The Euro traded in a wide range during last week as both bulls and bears does not want to throw the sponges yet.
Looking at the hourly chart, we can see that the single currency is trading sideways inside a 200pips range.
Consequently, the short-term outlook is unclear, and traders should wait for a break of either 1.0985/1.1000 zone in the upside or 1.0800 psychological support in the downside before to have a strong confirmation about the next move in this pair.
In the med-term, the trend remains bearish below 1.1500 peak, and as far as prices keep trading below this level, the Euro is likely to remain under pressure.
The British pound continued its rout as bears succeeded to push prices below 1.4300 support level, which reinforces our negative view over the med-term.
Conversely, the near-term price action has begun to show some signs of bullish reversal as momentum indicators deepened in the oversold territories.
Hence, we believe that the pair may found a temporary low during the beginning of this week, and should trade sideways to higher, into short-term correction before the bearish trend renew.
In addition, 1.4220 level represents a strong support level and can give the pair some boost in the next hours.
In the other side, if the pair manage to bounce as mentioned above, then we will look for as high as 1.4355-1.4380 zone before to see strong sellers entering the market again.
The pair strengthened further by the end of last week as Oil sell-off hits the Loonie.
Moreover, we have seen the Canadian Dollar falling to as low as 1.4610 level against the U.S Dollar overnight, which is considered as the lowest level since December 2003.
Actually, we believe that prices has reached a major resistance near 1.4600 psychological level and we may see a correction lower in the next hours as profit taking is likely to begin.
Consequently, our view has changed to neutral in the short-term and traders should focus on 1.4420 level as it represent an important hourly support in this pair, and prices are likely to remain steady above this low.
To conclude, we expect the pair to begin losing its bullish momentum gradually. In the same time, a daily close below 1.4420 will confirm a potential bearish reversal.
The Australian Dollar has printed fresh yearly lows as Aussie weakened significantly after breaking below 0.6900 support, which coincide with 2015 lows.
As of now, we believe that the Aussie gave another signal of weakness during last week, and technically, another extension lower is active by now and we can see the pair falling to as low as 0.6750 level in the next days.
If the pair manage to rebound this week, then we will focus on 0.6915-0.6935 zone, from where we expect heavy sellers to appear and the pair to turn lower again.

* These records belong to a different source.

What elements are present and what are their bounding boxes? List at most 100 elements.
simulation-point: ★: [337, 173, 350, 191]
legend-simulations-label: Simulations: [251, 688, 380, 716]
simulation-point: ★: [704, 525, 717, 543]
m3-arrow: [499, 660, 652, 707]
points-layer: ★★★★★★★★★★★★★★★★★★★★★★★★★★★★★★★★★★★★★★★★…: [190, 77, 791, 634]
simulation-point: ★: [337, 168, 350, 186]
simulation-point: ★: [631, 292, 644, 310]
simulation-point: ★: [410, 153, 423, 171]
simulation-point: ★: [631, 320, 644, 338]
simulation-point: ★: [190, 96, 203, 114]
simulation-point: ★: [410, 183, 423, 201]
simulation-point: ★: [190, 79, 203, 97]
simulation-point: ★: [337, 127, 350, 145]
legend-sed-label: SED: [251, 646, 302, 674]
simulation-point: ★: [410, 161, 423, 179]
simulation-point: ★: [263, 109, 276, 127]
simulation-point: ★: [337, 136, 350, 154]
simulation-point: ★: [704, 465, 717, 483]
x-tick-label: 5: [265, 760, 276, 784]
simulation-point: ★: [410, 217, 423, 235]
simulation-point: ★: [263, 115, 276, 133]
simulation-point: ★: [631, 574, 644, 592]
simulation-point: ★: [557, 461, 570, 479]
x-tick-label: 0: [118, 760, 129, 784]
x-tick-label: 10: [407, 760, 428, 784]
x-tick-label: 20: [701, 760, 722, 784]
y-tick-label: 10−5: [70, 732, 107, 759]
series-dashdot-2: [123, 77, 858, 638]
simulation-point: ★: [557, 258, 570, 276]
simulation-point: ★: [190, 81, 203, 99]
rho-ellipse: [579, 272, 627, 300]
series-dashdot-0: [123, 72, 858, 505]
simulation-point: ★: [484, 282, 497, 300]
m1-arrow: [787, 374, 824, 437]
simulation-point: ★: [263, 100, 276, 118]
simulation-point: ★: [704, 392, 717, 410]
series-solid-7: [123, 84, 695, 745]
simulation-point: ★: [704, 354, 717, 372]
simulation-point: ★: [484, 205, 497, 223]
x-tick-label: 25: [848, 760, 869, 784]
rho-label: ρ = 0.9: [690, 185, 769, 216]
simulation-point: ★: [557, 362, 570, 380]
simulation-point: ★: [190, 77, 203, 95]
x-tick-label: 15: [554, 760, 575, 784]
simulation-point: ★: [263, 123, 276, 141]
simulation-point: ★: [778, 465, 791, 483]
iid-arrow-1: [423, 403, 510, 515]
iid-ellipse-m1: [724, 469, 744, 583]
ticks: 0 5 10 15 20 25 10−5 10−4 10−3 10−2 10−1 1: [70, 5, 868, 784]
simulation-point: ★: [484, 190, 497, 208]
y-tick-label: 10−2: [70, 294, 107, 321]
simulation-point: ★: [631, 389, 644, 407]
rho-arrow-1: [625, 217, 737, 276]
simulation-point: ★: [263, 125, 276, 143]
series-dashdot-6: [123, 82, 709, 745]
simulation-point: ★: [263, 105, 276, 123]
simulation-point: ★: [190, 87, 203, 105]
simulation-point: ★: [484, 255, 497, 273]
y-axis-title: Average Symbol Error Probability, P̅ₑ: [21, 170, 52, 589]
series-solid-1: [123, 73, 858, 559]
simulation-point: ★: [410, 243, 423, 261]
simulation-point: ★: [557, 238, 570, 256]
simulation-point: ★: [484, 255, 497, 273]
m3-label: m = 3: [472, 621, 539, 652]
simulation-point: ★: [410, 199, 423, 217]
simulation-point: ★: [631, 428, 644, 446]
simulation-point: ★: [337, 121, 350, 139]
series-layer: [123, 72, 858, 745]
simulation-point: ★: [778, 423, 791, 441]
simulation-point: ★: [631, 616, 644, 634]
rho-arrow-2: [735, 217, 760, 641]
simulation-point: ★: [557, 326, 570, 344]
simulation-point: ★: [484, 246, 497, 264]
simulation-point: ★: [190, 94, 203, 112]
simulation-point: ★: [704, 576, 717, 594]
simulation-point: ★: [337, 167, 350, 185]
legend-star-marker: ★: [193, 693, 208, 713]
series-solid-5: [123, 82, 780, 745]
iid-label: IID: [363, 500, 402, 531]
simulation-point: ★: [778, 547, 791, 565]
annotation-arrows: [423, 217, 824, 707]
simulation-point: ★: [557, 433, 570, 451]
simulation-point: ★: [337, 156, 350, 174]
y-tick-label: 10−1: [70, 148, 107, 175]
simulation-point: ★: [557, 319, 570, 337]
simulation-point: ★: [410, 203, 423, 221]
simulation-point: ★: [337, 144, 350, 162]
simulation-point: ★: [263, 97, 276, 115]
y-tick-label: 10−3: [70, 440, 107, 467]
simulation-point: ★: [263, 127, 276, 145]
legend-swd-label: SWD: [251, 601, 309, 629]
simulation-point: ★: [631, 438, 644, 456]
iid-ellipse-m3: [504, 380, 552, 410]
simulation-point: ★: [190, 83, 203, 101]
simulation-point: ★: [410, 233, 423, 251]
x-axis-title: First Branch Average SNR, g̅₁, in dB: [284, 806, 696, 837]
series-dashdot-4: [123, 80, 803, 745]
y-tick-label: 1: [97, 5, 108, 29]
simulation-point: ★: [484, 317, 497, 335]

To summarize, our view remain strongly bearish in this pair and we are seeing that the upside potential is very limited as far as 0.7000 peak is intact.
USD/JPY keep fighting to protect 116.20 lows as a break below this level should trigger a big sell-off in the pair.
The pair fell to as low as 116.50 level on Friday before to bounce back above 117.00 mark again.
We believe that this recovery is likely to be short-lived and regarding the near-term price action, we expect the pair to trade slightly higher in the coming hours towards 117.60-117.85 zone before to see a reaction lower.
Moreover, our view still negative in USD/JPY as momentum indicators still calling for further weakness.
Finally, 119.70 represent the hourly bearish pivot, and our view is likely to remain unchanged below this level.
The yellow metal showed clear signs of strength as prices rebounded from a critical Fibonacci retracement.
Gold has lost exactly 61.8% of its recent recovery from 1046 lows to 1113 peak. This level stands at 1072$ per ounce and we have seen a strong reversal from this level, which gave us a confirmation that the bullish trend in the hourly chart is still alive.
Currently, we expect gold to trade higher in the direction of the hourly resistance line, located at 1095$.
In other side, the hourly bullish pivot stands at 1072$ actually, and as far as this level holds, another rally towards 1113 peak cannot be ruled out.
To conclude, gold is bullish in the hourly chart, and a re-test of 1095$ resistance level should be seen very soon, while a daily close below 1072 support level will put gold under pressure again.
The New Zealand Dollar extended its losses and fell below 0.6400 psychological support last Friday to reach as low as 0.6380 during the U.S trading session.
As of now, the trend remains bearish in the hourly chart, and we expect the pair to remain under pressure as far as 0.6590peak still intact.
Consequently, any rebound in this pair during this week should face strong selling pressure for another leg lower towards 0.6290 level in the next days.
Near-term resistance zone stands between 0.6485 and 0.6510 levels, and a break above these levels will expose 0.6590 peak.
In addition, a daily close above this peak will confirm a bullish reversal in the short-term. Otherwise, downside risks are likely to remain strong.